А вот тот самый учебник, написанный, как я понимаю, Вашей бабушкой.
— Антонина Георгиевна, — обратился он к Бабе Яге. — Если Вам не нужны эти книги, продайте их мне. У Вас они в ближайшее время пропадут от влаги, от перепада температур, а у меня сохранятся. Давайте прямо сейчас посмотрим в интернете, сколько стоят такие книжки, и я куплю у Вас вот эти семь книг.
Старуха смотрела подозрительно.
— Нет! — покачала она головой, поджав губы. — Я книжками не торгую. Торговля — это не по моей части. Раз читаете по-немецки — забирайте даром. Может, и впрямь пригодится.
— Спасибо за прекрасный подарок, Антонина Георгиевна, — Богдан ещё раз наклонил голову. — Я Вам тоже постараюсь подарить какие-то интересующие Вас книги. Что Вы любите читать?
— Да я уж всё перечитала, что хотела, — ворчливо ответила старуха. — И глаза у меня не ахти. Да и не живу я тут. Я в Москве живу, в квартире. Дачу я только навещаю иногда. Она старая, и я старая. На этой даче я выросла. Ей уж больше ста лет. В тридцать седьмом году была построена, считай за двадцать лет до моего рождения, а всё стоит.
— Дом моих родителей ещё старше — 1902-го года постройки, — улыбнулась Прасковья.
— А до Ваших родителей мне дела нету, — сурово поджала губы старуха. — Меньше знаешь — крепче спишь. Так что забирайте книги и ступайте себе подобру-поздорову. Вот вам в чём нести, — она протянула подвернувшийся под руку грязноватый полиэтиленовый пакет. Пакет, должно быть, очень старый: теперь в магазинах полиэтиленовые пакеты не продают, а предлагают льняные сетки-авоськи, не слишком дешёвые, какие были в употреблении сто лет назад.
На пороге Яга повернулась и, не прощаясь, удалилась в заросли.
— Какая удивительная встреча, — задумчиво проговорил Богдан, перелистывая на ходу учебник, написанный ведьминой бабкой. И какой толковый учебник! Господи, тактика танкового сражения! Впрочем, чего удивляться? Самое время — тридцать девятый год. Надо мне внимательно прочесть этот учебник, а то я многих терминов не знаю по-немецки. Пассивно понимаю, а влёт не скажу.
— Богдан, не кокетничай, — засмеялась Прасковья. Она не верила, чтобы он мог не знать каких-нибудь слов, особенно военных.
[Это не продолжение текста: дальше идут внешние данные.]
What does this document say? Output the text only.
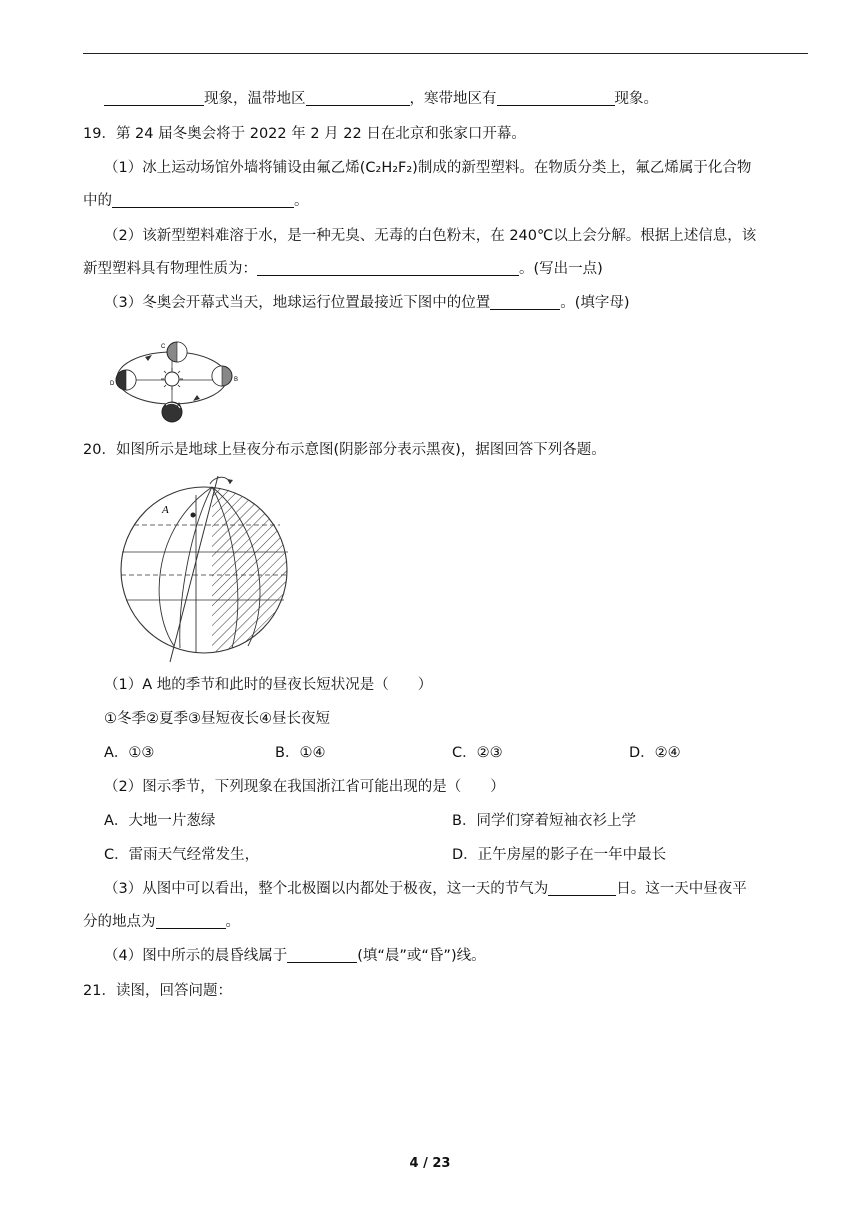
现象，温带地区	，寒带地区有	现象。
19．第 24 届冬奥会将于 2022 年 2 月 22 日在北京和张家口开幕。
（1）冰上运动场馆外墙将铺设由氟乙烯(C₂H₂F₂)制成的新型塑料。在物质分类上，氟乙烯属于化合物
中的	。
（2）该新型塑料难溶于水，是一种无臭、无毒的白色粉末，在 240℃以上会分解。根据上述信息，该
新型塑料具有物理性质为：	。(写出一点)
（3）冬奥会开幕式当天，地球运行位置最接近下图中的位置	。(填字母)
C
B
D
A
20．如图所示是地球上昼夜分布示意图(阴影部分表示黑夜)，据图回答下列各题。
A
（1）A 地的季节和此时的昼夜长短状况是（　　）
①冬季②夏季③昼短夜长④昼长夜短
A．①③	B．①④	C．②③	D．②④
（2）图示季节，下列现象在我国浙江省可能出现的是（　　）
A．大地一片葱绿	B．同学们穿着短袖衣衫上学
C．雷雨天气经常发生，	D．正午房屋的影子在一年中最长
（3）从图中可以看出，整个北极圈以内都处于极夜，这一天的节气为	日。这一天中昼夜平
分的地点为	。
（4）图中所示的晨昏线属于	(填“晨”或“昏”)线。
21．读图，回答问题：
4 / 23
— А вот на совершенно другую тему, — Богдан захлопнул учебник. — Объясни мне, если можешь, это удивительное явление: дети и внуки бывшего советского истеблишмента сдались без сопротивления, уступив место Федьке Смурному или как их там зовут…
— Ты сам сказал: «Вишнёвый сад», — пожала плечами Прасковья. — Когда ты мне в первый раз рассказывал об этом посёлке. Вечный и всемирный процесс: приходят новые собственники, новые хозяева жизни. Недаром эта скучная пьеса играется в театрах по всему мира. Я как-то видела афишу в шведской глубинке. А в Дублине даже смотрела “Cherry Orchard” в театре.
— Это правда, но не вся. Меня вот что поражает и огорчает. В России в 90-е годы дети привилегированного слоя спокойно и дружно пали на дно. Ты помнишь: для меня «привилегированный слой» — это не ругательство. Это те, кому много дано, но с них и спрос особый. Но в России этот слой добровольно всё сдал. Вот эта старушка — одна из них. Её родители послушно согласились стать ничем, а она — с готовностью пала на социальное дно. Вот это удивляет. Что ж получается — России приходится постоянно начинать с нуля?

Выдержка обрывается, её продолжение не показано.